Accounting for Physical Human State

Robots will need to share physical space with people: share the road, a workspace, a home. Today, we, humans, tend to merely be obstacles to robots. For instance, cars estimate a human-driven vehicle's motion and plan to stay out of its way; factory robots detect workers and plan around them. This model of people leads to \emph{avoidance}, but not to \emph{coordination}. It leads to ultra-conservative robots, always afraid of being in the way, responding to what people do but not expecting people to respond back. But that is not actually true: robot actions actually influence the physical actions that a person ends up taking, be it on the road or in a collaborative manipulation task. Our goal is to enable robots to leverage this influence for more effective coordination.

Viewed from this lens, interaction becomes an underactuated dynamical system. The robot's actions no longer affect only the robot's physical state, they indirectly affect the human's as well. A core part of our research is dedicated to formulating interaction this way, learning a dynamics model for the system -- a model for human behavior in response to robot actions, and finding approximations that make planning in such a system tractable despite the continuous state and action spaces. We have shown that this makes robots less defensive, e.g. a car will sometimes merge in front of a human-driven vehicle, expecting that they will accommodate the merge by slightly slowing down. More interestingly, we have found that coordination strategies emerge from planning in this system that we would otherwise need to hand-craft, like inching backwards at a 4-way stop to encourage a human to proceed first.

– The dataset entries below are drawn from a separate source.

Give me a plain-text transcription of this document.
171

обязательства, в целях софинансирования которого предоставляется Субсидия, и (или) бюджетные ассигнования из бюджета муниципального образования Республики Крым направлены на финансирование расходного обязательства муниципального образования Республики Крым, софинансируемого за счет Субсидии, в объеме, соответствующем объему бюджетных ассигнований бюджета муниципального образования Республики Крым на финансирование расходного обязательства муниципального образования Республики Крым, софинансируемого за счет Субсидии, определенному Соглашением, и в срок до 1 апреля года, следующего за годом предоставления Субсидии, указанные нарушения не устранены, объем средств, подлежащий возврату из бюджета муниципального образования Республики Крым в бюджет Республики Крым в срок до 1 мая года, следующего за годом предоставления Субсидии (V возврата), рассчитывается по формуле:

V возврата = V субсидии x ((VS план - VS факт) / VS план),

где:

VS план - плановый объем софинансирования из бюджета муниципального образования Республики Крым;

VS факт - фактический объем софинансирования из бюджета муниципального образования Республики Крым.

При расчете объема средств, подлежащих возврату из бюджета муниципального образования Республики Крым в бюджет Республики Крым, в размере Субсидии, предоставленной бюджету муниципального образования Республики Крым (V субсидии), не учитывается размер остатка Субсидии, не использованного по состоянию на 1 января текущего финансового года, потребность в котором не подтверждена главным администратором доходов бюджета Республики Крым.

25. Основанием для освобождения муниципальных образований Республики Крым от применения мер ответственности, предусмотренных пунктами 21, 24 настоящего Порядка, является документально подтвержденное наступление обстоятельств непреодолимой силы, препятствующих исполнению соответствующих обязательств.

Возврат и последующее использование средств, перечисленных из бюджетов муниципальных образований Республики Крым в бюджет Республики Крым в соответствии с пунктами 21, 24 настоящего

  • We used this formalism to study the case in which the human and the robot have different objectives (e.g. an autonomous car interacting with other drivers on the road), showing that it makes the robot more efficient and better at coordinating with people.
  • For collaborative tasks, like robot to human handovers, we have shown that this formalism can be used to enable the robot to generate actions that help the person end up with a better plan for the task.
  • We showed that the robot can leverage the person's reactions to its own actions to actively estimate the human behavior model, e.g. a car will plan to nudge into a person's lane or inch forward at an intersection to probe whether the person is distracted.

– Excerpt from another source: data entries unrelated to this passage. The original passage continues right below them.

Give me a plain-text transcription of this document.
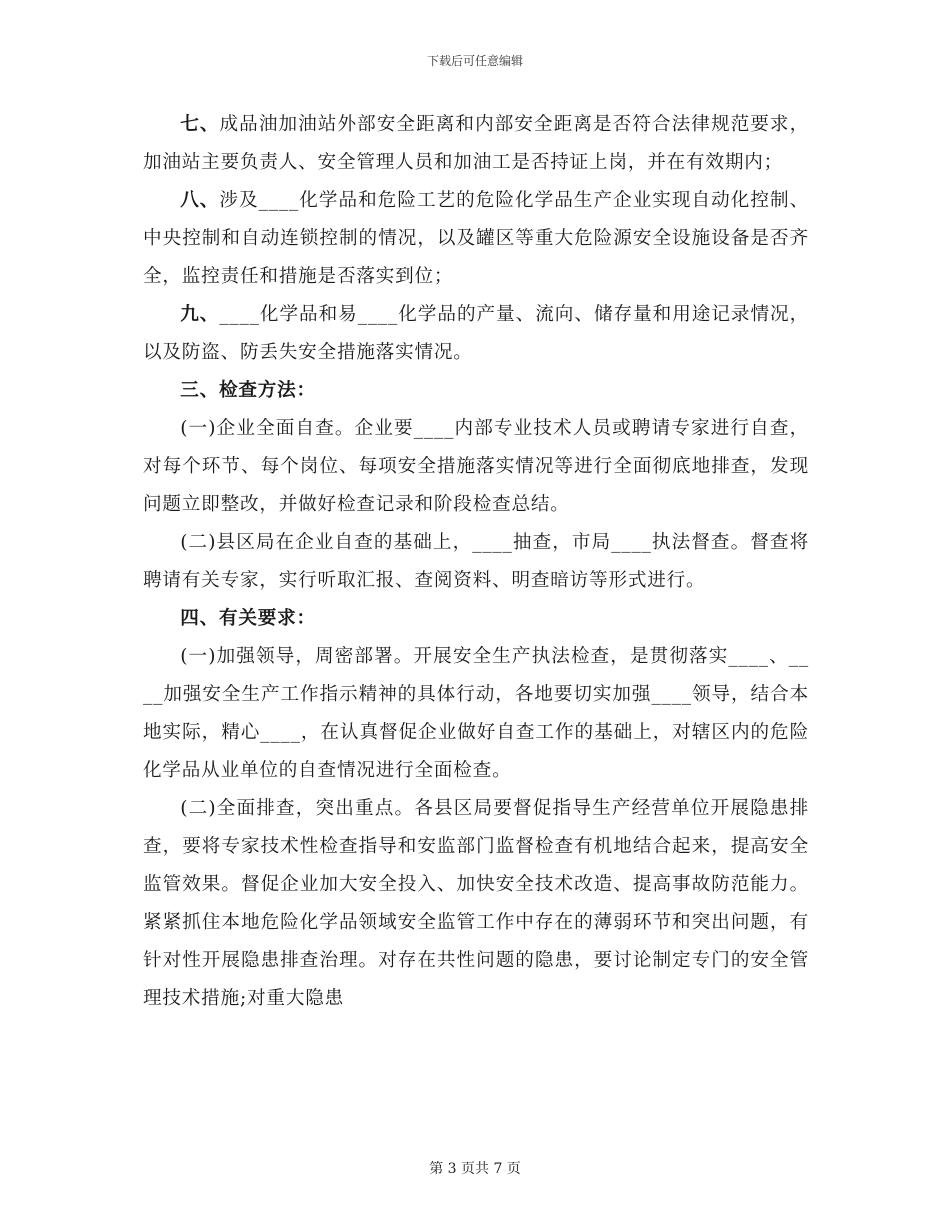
下载后可任意编辑

七、成品油加油站外部安全距离和内部安全距离是否符合法律规范要求，加油站主要负责人、安全管理人员和加油工是否持证上岗，并在有效期内；

八、涉及____化学品和危险工艺的危险化学品生产企业实现自动化控制、中央控制和自动连锁控制的情况，以及罐区等重大危险源安全设施设备是否齐全，监控责任和措施是否落实到位；

九、____化学品和易____化学品的产量、流向、储存量和用途记录情况，以及防盗、防丢失安全措施落实情况。

三、检查方法：

(一)企业全面自查。企业要____内部专业技术人员或聘请专家进行自查，对每个环节、每个岗位、每项安全措施落实情况等进行全面彻底地排查，发现问题立即整改，并做好检查记录和阶段检查总结。

(二)县区局在企业自查的基础上，____抽查，市局____执法督查。督查将聘请有关专家，实行听取汇报、查阅资料、明查暗访等形式进行。

四、有关要求：

(一)加强领导，周密部署。开展安全生产执法检查，是贯彻落实____、____加强安全生产工作指示精神的具体行动，各地要切实加强____领导，结合本地实际，精心____，在认真督促企业做好自查工作的基础上，对辖区内的危险化学品从业单位的自查情况进行全面检查。

(二)全面排查，突出重点。各县区局要督促指导生产经营单位开展隐患排查，要将专家技术性检查指导和安监部门监督检查有机地结合起来，提高安全监管效果。督促企业加大安全投入、加快安全技术改造、提高事故防范能力。紧紧抓住本地危险化学品领域安全监管工作中存在的薄弱环节和突出问题，有针对性开展隐患排查治理。对存在共性问题的隐患，要讨论制定专门的安全管理技术措施;对重大隐患

第 3 页共 7 页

Accounting for Internal Human State

In some cases, the robot needs to go beyond incorporating the physical human state into its model, and start accounting for the internal state that the robot cannot observe, like the human's preferences or their beliefs about the robot.
  • Our previous work enabled robots to estimate people's goals from their motion, and to convey their own goals to people via legible motion.
  • We are investigating the plethora of communication implicit in action: how motion and more generally robot action can convey not just goals, but properties, objectives, capabilities. We worked on inferring an operator's desired constraints during shared autonomy, and are currently working on expressing emotion under our CITRIS grant.
  • We are working on coordination of task plans: anticipating the human's plan and adapting to it, as well as generating robot plans that are easy to anticipate. [in progress]
  • Collaborative Learning

    Typically, robot learning assumes a robot passively observing a human expert act to perform the task. We are instead formulating learning as an interaction between a teacher a learner.
    • We developed a two-player partial information game formulation that enables the robot to account for the fact that humans act differently when they teach than when they perform the task. We call it Collaborative Inverse Reinforcement Learning.
    • We are working on bidirectional learning, in which the robot also needs to teach the human -- about its capability, and about what it has learned. [in progress]
    • We developed tools for reducing the burden on the human teacher by only asking for examples when they are actually needed: not asking when the robot is confident, and not asking when analytical models are still useful.